Container size compared to zero¶
ID: java/test-for-negative-container-size
Kind: problem
Security severity:
Severity: warning
Precision: very-high
Tags:
- reliability
- correctness
- logic
Query suites:
- java-security-and-quality.qls
Click to see the query in the CodeQL repository
A map, collection, string or array will always have size of at least zero. Checking that an object of one of these types has size greater than or equal to zero will always be true, while checking that it has size less than zero will always be false.
Recommendation¶
For collections, maps and strings, if the intention was to check whether the object was empty, is it preferred to use the isEmpty() method. For arrays, check that the length field is greater than (not equal to) zero.
Example¶
The following example shows creation of a file guarded by comparison of a string length with zero.
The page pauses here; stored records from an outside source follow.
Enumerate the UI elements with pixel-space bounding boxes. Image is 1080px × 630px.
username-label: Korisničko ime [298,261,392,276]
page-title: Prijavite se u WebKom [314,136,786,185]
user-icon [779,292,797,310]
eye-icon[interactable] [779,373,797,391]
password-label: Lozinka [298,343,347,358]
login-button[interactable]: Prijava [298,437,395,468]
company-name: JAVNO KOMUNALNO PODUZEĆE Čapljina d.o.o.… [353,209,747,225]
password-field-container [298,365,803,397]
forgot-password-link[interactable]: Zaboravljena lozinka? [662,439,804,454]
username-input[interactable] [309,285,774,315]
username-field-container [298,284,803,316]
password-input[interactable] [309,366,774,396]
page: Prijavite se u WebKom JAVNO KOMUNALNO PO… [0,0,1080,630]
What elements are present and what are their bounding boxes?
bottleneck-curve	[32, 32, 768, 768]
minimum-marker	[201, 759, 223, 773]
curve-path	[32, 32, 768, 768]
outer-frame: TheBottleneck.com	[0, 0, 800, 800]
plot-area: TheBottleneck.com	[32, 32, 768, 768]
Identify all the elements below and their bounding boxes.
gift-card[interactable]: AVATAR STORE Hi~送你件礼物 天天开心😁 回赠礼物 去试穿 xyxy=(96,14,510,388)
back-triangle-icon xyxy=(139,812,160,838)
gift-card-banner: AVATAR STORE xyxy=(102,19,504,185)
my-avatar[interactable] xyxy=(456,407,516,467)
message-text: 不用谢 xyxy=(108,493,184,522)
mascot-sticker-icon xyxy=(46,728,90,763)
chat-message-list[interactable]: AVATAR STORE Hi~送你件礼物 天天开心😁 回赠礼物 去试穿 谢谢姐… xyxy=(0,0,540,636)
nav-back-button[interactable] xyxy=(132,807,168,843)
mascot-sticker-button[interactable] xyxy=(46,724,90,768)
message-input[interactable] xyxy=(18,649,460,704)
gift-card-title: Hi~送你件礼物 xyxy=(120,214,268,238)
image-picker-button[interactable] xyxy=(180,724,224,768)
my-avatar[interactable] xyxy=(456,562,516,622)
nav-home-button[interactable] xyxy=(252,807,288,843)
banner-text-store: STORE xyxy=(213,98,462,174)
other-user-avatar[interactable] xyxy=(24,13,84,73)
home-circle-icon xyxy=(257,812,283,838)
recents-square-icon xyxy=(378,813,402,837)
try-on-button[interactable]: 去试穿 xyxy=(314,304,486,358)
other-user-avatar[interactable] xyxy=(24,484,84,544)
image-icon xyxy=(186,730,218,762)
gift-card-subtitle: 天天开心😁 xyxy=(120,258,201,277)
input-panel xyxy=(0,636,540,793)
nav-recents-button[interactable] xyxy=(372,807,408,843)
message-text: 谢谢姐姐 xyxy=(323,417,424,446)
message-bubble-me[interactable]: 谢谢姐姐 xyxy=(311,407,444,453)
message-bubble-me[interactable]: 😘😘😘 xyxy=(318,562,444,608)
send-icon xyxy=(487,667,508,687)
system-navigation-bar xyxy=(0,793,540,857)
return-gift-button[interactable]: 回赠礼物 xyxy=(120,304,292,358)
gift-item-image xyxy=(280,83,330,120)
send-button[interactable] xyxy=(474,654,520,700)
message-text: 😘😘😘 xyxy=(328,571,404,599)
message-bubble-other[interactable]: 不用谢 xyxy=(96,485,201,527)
This can result in the attempted creation of a file with an empty name.
import java.io.File;
class ContainerSizeCmpZero
{
private static File MakeFile(String filename) {
if(filename != null && filename.length() >= 0) {
return new File(filename);
}
return new File("default.name");
}
}
In the following revised example, the check against zero has been replaced with a call to isEmpty(). This correctly guards against the attempted creation of a file with an empty name.
import java.io.File;
class ContainerSizeCmpZero
{
private static File MakeFile(String filename) {
if(filename != null && !filename.isEmpty()) {
return new File(filename);
}
return new File("default.name");
}
}
References¶
Java API Specification: Collection.isEmpty(), Map.isEmpty(), String.isEmpty().